Republished with permission from:
Author: Trana Rogne, board of directors, MnDak Upstream Coalition
Forum Communications cites the permanent flood protection provided by the Sheyenne Diversion as a factor contributing to the healthy growth of West Fargo, N.D. And that is probably the case.
But not all diversions look alike. The successful diversion around West Fargo and Horace, N.D., is quite a different animal than the complicated engineering experiment that is the proposed Fargo Diversion. Furthermore, the Sheyenne Diversion does its job of protecting West Fargo without flooding 50,000 acres of prime farmland, as would the proposed Fargo Diversion.
Likewise, not all flood control planning processes look alike. The Kindred Dam was authorized by Congress in 1968 — but the dam was not funded because of strong and well-organized opposition by upstream farmers and ranchers as well as by a wide spectrum of regional residents and scientists, who raised economic, social and environmental concerns about a large dam in the North Dakota Sandhills.
Seeing an impasse created by the vocal opposition to the project, the Lake Agassiz Regional Council and the Corps of Engineers threw out the one-sided planning committee put together by downstream interests in favor of an advisory council that had equal representation from downstream proponents and upstream opponents.
After several years of meetings, fact-finding and a systematic public exploration of alternatives, the Corps decided the Kindred Dam was not feasible. The dam was de-authorized in the mid-1980s in favor of the diversion, which was completed in 1992.
Some of the very people who were involved in the decisions on the Sheyenne Diversion are the ones who now, as North Dakota state legislators, will vote on state funding of the Fargo-Moorhead Diversion plan.
So, it took 25 years and a long process of agitation against the project, capped by a cooperative process that included the people who would be hurt by the dam, before there was a solution to West Fargo’s flooding problems.
Now, Fargo Diversion proponents have squandered millions of dollars and years of planning on a project that may not be authorized by Congress, let alone funded. They refuse to give those who would have to sacrifice for the project any voice in the decision.
Currently, the Fargo-Moorhead Diversion project has gone back to be reviewed with a new environmental impact statement with the process to be completed sometime in 2014. And even then, approval from Minnesota and the federal government is in question.
The current plan still does not address the concerns of those impacted.
To paraphrase Winston Churchill, “those who fail to learn from history are doomed to repeat it.” West Fargo water leaders had dreamed of the Kindred Dam for many years. If they had invited opponents into the planning process earlier, the area’s flooding problems might have been addressed more quickly.

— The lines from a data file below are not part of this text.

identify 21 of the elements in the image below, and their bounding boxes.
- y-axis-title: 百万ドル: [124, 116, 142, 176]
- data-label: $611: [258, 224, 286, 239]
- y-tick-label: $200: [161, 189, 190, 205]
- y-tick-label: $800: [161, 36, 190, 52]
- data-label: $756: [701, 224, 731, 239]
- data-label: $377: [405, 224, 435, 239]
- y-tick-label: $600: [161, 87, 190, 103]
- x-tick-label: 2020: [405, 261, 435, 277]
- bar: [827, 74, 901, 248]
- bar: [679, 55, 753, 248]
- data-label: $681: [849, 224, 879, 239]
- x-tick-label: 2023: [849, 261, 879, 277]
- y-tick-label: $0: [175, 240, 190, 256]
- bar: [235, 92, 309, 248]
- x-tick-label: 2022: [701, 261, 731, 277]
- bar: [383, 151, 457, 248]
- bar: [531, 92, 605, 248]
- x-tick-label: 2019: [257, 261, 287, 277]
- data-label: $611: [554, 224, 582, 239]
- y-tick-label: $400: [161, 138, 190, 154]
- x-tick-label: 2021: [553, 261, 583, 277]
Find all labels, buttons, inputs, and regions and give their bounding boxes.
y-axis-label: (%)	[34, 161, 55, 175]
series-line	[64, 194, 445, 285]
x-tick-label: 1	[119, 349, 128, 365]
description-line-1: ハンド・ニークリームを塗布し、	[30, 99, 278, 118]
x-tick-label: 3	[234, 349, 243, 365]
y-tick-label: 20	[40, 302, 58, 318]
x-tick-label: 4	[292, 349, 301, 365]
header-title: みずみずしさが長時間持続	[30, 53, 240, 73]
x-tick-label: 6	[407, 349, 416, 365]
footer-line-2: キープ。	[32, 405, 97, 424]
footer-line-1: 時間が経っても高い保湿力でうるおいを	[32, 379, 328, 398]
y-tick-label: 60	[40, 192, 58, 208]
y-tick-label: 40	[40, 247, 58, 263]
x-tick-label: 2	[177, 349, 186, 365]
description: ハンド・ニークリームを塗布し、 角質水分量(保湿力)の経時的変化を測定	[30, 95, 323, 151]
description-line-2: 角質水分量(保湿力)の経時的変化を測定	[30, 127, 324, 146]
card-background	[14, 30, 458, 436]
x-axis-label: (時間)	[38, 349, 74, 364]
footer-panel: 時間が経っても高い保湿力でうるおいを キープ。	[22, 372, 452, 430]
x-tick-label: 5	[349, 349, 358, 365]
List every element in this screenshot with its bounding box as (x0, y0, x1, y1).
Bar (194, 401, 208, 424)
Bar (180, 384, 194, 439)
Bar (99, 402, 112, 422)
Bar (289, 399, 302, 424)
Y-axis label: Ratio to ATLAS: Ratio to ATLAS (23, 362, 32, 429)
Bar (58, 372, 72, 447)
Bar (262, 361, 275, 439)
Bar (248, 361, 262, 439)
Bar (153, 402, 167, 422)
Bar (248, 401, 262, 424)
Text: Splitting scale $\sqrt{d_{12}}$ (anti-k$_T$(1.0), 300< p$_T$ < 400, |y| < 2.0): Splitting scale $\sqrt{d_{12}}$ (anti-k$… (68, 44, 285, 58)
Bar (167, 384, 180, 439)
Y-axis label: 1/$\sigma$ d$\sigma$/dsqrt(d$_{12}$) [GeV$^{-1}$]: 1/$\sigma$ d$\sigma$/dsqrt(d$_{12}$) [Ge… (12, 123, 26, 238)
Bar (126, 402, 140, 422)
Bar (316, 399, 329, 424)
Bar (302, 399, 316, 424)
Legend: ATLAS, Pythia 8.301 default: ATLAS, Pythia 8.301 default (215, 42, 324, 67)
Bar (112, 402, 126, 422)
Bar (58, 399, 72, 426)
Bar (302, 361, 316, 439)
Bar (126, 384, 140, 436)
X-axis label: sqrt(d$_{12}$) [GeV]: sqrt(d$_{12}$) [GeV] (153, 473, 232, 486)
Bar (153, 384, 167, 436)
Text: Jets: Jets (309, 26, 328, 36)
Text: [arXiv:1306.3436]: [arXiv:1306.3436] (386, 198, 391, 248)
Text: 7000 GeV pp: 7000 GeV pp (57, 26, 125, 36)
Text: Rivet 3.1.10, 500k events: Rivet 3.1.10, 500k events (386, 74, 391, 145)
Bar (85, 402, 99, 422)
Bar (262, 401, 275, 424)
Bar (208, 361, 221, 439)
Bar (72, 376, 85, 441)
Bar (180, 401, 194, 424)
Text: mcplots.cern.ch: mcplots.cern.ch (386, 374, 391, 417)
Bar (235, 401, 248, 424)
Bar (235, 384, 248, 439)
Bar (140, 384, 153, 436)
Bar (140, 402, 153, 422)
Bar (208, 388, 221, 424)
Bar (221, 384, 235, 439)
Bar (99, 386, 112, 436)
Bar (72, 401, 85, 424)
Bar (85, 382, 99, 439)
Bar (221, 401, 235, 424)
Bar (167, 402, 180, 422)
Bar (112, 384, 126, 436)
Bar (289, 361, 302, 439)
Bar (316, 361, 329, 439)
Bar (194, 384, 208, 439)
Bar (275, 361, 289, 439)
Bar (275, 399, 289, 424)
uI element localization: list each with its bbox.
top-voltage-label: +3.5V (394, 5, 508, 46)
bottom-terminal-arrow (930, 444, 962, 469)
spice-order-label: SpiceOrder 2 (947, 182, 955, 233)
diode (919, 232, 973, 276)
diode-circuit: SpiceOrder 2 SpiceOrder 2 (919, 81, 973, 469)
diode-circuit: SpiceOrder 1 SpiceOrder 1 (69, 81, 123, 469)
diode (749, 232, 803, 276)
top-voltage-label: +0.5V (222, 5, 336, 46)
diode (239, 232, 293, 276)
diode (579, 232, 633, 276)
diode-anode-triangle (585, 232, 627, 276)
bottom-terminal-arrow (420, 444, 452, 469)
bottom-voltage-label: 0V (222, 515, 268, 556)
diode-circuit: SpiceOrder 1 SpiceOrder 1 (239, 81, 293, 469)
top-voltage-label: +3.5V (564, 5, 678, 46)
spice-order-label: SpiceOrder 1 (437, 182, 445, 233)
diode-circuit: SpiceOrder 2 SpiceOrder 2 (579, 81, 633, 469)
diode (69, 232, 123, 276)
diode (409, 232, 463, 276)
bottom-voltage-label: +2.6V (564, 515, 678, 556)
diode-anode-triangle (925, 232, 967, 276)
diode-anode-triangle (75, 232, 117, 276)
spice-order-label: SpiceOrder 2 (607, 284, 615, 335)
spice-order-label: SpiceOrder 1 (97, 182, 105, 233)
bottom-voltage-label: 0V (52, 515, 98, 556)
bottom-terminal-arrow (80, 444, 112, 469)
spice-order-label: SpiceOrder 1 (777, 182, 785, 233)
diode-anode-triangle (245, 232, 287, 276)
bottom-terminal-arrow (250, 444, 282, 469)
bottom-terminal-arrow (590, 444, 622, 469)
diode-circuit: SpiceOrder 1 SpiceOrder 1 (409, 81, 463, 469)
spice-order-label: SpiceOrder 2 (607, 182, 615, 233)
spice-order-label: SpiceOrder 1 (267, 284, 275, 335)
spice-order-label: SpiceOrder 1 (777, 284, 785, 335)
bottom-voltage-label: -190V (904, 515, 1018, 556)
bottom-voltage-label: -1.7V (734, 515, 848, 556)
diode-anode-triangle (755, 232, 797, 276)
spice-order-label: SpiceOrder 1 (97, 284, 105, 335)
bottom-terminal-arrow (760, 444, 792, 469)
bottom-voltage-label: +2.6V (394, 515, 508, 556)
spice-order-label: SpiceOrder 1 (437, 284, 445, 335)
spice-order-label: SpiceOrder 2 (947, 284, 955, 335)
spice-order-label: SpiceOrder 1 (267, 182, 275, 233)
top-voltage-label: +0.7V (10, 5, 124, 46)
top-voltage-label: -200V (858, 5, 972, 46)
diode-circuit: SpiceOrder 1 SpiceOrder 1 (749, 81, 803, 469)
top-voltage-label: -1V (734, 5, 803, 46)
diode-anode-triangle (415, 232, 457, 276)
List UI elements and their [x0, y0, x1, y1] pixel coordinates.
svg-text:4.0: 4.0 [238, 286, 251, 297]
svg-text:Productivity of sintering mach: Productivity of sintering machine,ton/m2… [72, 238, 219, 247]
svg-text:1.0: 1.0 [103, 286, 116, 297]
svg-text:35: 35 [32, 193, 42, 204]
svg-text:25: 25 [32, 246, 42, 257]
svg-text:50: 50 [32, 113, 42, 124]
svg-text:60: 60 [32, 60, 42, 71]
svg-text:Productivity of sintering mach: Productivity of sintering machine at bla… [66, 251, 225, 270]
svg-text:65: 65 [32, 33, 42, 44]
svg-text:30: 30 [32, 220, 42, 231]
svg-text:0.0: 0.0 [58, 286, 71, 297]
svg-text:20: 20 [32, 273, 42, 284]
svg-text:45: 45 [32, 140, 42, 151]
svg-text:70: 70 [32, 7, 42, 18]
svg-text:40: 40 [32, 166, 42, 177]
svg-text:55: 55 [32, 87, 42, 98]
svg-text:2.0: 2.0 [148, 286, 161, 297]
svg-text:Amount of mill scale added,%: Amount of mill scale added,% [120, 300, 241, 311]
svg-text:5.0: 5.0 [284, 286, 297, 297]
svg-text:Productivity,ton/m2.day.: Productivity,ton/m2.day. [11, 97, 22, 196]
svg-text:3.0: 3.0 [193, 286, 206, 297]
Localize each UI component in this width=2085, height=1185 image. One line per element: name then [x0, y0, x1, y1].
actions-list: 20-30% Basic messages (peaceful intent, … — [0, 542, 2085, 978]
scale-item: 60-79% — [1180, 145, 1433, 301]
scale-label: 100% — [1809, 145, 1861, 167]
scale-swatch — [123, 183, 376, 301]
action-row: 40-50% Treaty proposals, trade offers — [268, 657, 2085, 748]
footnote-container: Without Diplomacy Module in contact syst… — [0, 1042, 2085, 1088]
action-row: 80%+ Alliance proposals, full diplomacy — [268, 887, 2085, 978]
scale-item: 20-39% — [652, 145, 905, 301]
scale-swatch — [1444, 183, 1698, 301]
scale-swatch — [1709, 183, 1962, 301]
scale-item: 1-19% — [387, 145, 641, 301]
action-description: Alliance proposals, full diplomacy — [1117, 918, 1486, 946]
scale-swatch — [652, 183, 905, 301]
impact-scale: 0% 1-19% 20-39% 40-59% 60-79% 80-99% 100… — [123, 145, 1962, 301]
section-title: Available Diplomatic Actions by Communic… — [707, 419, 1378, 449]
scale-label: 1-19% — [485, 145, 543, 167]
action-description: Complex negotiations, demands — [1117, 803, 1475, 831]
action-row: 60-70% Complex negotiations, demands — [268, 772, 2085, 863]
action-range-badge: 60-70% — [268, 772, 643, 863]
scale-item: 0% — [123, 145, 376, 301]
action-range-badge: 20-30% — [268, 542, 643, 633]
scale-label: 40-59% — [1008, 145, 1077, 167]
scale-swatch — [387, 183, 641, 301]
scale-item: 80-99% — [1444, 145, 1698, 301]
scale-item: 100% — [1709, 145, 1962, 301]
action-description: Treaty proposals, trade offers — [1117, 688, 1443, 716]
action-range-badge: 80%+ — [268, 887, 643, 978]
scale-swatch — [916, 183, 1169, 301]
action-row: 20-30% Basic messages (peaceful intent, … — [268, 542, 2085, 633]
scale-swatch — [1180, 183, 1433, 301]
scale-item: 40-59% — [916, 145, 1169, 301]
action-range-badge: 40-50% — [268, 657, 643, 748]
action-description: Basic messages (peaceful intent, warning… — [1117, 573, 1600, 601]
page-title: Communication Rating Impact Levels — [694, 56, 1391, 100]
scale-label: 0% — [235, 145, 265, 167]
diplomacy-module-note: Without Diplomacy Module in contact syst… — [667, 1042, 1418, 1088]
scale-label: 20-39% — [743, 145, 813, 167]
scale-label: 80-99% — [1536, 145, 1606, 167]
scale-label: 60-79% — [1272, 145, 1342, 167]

Fast-forward to the present: will the Diversion Authority’s unwillingness to give weight to the alternative voices make the people of Fargo wait 25 years for a solution? And how many millions of dollars will be washed from the pockets of Fargo taxpayers into the coffers of the lobbyists, the Corps of Engineers and other operatives before the right thing is done?
We firmly believe and are actively working to achieve a process that involves all parties at the table as equals in the task of finding a solution to the valleywide issues. When this occurs, there will be a solution — and we hope sooner rather than later.